Les compagnons de la Libération : Philippe Kieffer

Philippe Kieffer (1899-1962).

Né le 24 octobre 1899 à Port-au-Prince (Haïti), d’un père alsacien, professeur de mathématiques devenu négociant, et d’une mère écossaise. En 1910, il est envoyé au collège chez les jésuites dans l'île de Jersey. De retour à Haïti en 1916, il suit des cours de commerce par correspondance à l’université de Chicago.

Après un an d’expérience dans une compagnie de chemin de fer, il devient agent de change en 1919, pour une banque américaine à Haïti, alors en plein développement financier. En 1921, il entre à la City Bank of New-York qui vient de racheter la banque nationale de la République d’Haïti. Il en devient directeur-adjoint dans les années 30, en même temps que secrétaire de la chambre de commerce de Port-au-Prince.
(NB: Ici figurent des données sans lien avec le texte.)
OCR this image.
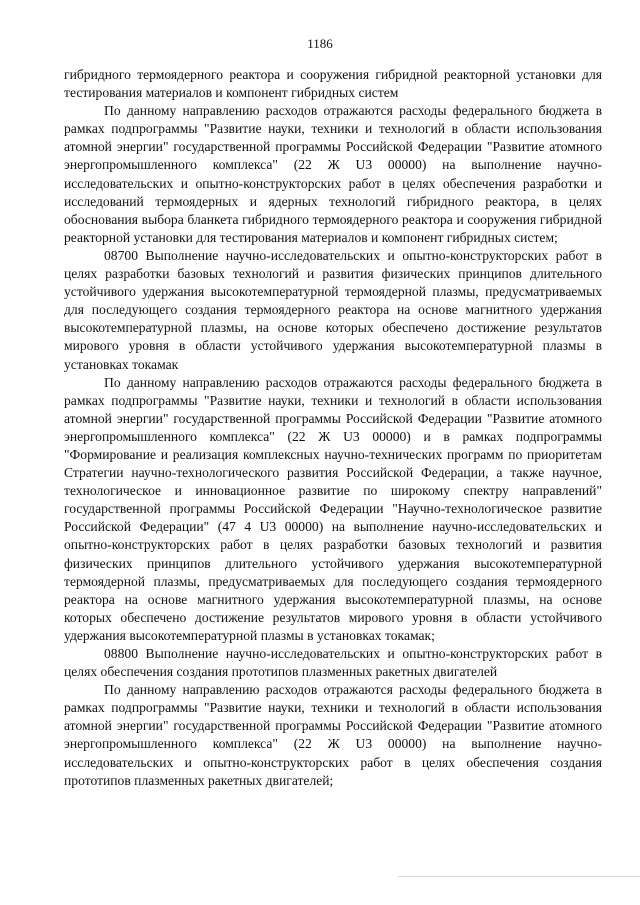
1186

гибридного термоядерного реактора и сооружения гибридной реакторной установки для тестирования материалов и компонент гибридных систем

По данному направлению расходов отражаются расходы федерального бюджета в рамках подпрограммы "Развитие науки, техники и технологий в области использования атомной энергии" государственной программы Российской Федерации "Развитие атомного энергопромышленного комплекса" (22 Ж U3 00000) на выполнение научно-исследовательских и опытно-конструкторских работ в целях обеспечения разработки и исследований термоядерных и ядерных технологий гибридного реактора, в целях обоснования выбора бланкета гибридного термоядерного реактора и сооружения гибридной реакторной установки для тестирования материалов и компонент гибридных систем;

08700 Выполнение научно-исследовательских и опытно-конструкторских работ в целях разработки базовых технологий и развития физических принципов длительного устойчивого удержания высокотемпературной термоядерной плазмы, предусматриваемых для последующего создания термоядерного реактора на основе магнитного удержания высокотемпературной плазмы, на основе которых обеспечено достижение результатов мирового уровня в области устойчивого удержания высокотемпературной плазмы в установках токамак

По данному направлению расходов отражаются расходы федерального бюджета в рамках подпрограммы "Развитие науки, техники и технологий в области использования атомной энергии" государственной программы Российской Федерации "Развитие атомного энергопромышленного комплекса" (22 Ж U3 00000) и в рамках подпрограммы "Формирование и реализация комплексных научно-технических программ по приоритетам Стратегии научно-технологического развития Российской Федерации, а также научное, технологическое и инновационное развитие по широкому спектру направлений" государственной программы Российской Федерации "Научно-технологическое развитие Российской Федерации" (47 4 U3 00000) на выполнение научно-исследовательских и опытно-конструкторских работ в целях разработки базовых технологий и развития физических принципов длительного устойчивого удержания высокотемпературной термоядерной плазмы, предусматриваемых для последующего создания термоядерного реактора на основе магнитного удержания высокотемпературной плазмы, на основе которых обеспечено достижение результатов мирового уровня в области устойчивого удержания высокотемпературной плазмы в установках токамак;

08800 Выполнение научно-исследовательских и опытно-конструкторских работ в целях обеспечения создания прототипов плазменных ракетных двигателей

По данному направлению расходов отражаются расходы федерального бюджета в рамках подпрограммы "Развитие науки, техники и технологий в области использования атомной энергии" государственной программы Российской Федерации "Развитие атомного энергопромышленного комплекса" (22 Ж U3 00000) на выполнение научно-исследовательских и опытно-конструкторских работ в целях обеспечения создания прототипов плазменных ракетных двигателей;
Il se marie et à deux enfants, il divorce en 1933, sa femme part en France avec les enfants.

Début 1939, pour se rapprocher de ses enfants, il démissionne et s’installe en France, à Paris puis à Bordeaux. Il est mobilisé dans l’armée de terre, mais il passe dans la marine et devient Quartier-maître (caporal) interprète à l’état-major de la Marine à Cherbourg. Le 18 juin 1940, il gagne Londres et s’engage dans les FNFL (Forces Navales Françaises Libre) le jour de leur création le 1er juillet 1940.

Rapidement nommé officier, il est professeur d’anglais de l’école navale, en plus d’être officier de liaison avec les britanniques. Ayant soif d’action, il fait un stage en août 1941 d’officier fusiller-marin chez les Royal Marines. Breveté commando, il persuade l’amiral Muselier (chef des FAFL), de créer un groupe de commando Français.
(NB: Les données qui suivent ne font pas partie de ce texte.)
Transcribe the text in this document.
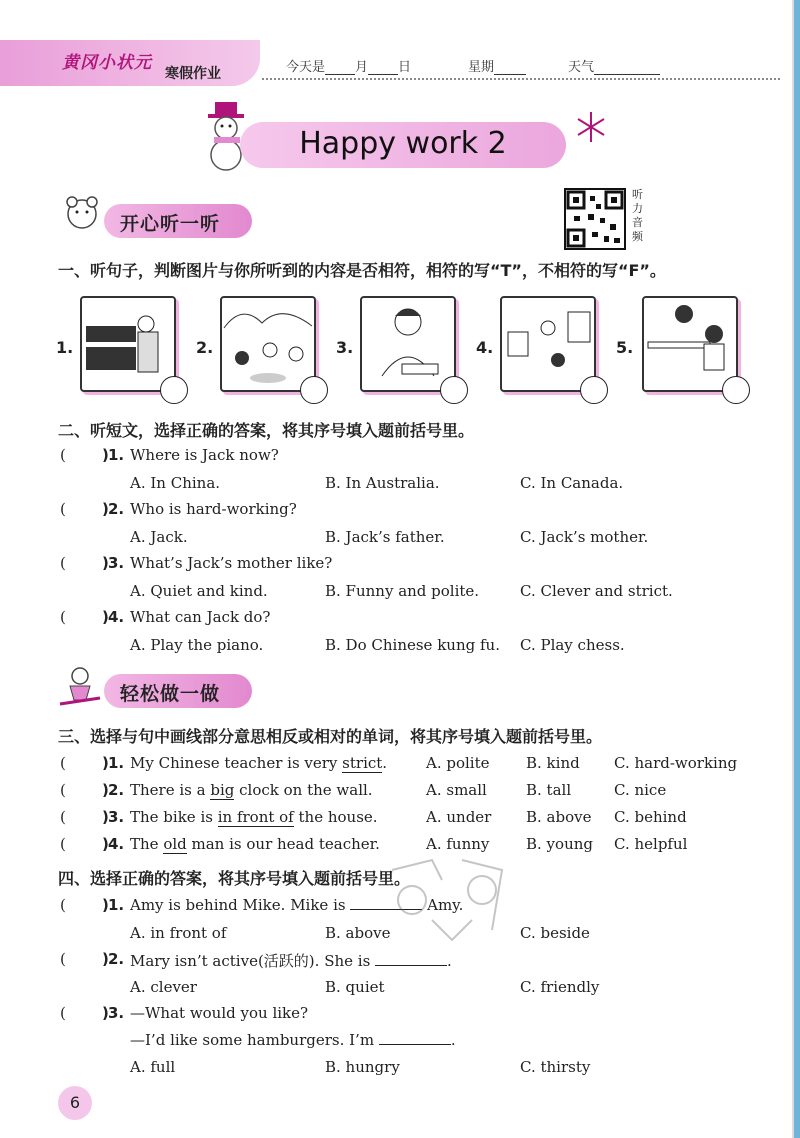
黄冈小状元
寒假作业	今天是 月 日	星期	天气
Happy work 2
开心听一听
听力音频
一、听句子，判断图片与你所听到的内容是否相符，相符的写“T”，不相符的写“F”。
1.	2.	3.	4.	5.
二、听短文，选择正确的答案，将其序号填入题前括号里。
( ) 1. Where is Jack now?
A. In China.	B. In Australia.	C. In Canada.
( ) 2. Who is hard-working?
A. Jack.	B. Jack’s father.	C. Jack’s mother.
( ) 3. What’s Jack’s mother like?
A. Quiet and kind.	B. Funny and polite.	C. Clever and strict.
( ) 4. What can Jack do?
A. Play the piano.	B. Do Chinese kung fu. C. Play chess.
轻松做一做
三、选择与句中画线部分意思相反或相对的单词，将其序号填入题前括号里。
( ) 1. My Chinese teacher is very strict.	A. polite B. kind C. hard-working
( ) 2. There is a big clock on the wall.	A. small	B. tall	C. nice
( ) 3. The bike is in front of the house.	A. under B. above C. behind
( ) 4. The old man is our head teacher.	A. funny B. young C. helpful
四、选择正确的答案，将其序号填入题前括号里。
( ) 1. Amy is behind Mike. Mike is	Amy.
A. in front of	B. above	C. beside
( ) 2. Mary isn’t active(活跃的). She is	.
A. clever	B. quiet	C. friendly
( ) 3. —What would you like?
—I’d like some hamburgers. I’m	.
A. full	B. hungry	C. thirsty
6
En décembre 1941, il créé sa compagnie de commando dont il assure lui-même la formation. Le 8 octobre 1943, le 1er bataillon de fusiliers-marins commando (1er BFMC) est créé. Le 6 juin 1944, ses efforts sont récompensés, les 177 bérets-verts du commando, vont être les seul Français à participer au débarquement.

Le 6 juin, les 177 commandos débarquent à Ouistreham, accusant 25% de pertes dès la première journée, blessé le 6 juin Kieffer refusera de se faire évacuer et ne se fera soigner que deux jours plus tard.

Commandeur de la Légion d'Honneur.  Compagnon de la Libération - décret du 28 août 1944. Croix de Guerre 39/45 (5 citations). Military Cross (GB). British Empire Medal (GB).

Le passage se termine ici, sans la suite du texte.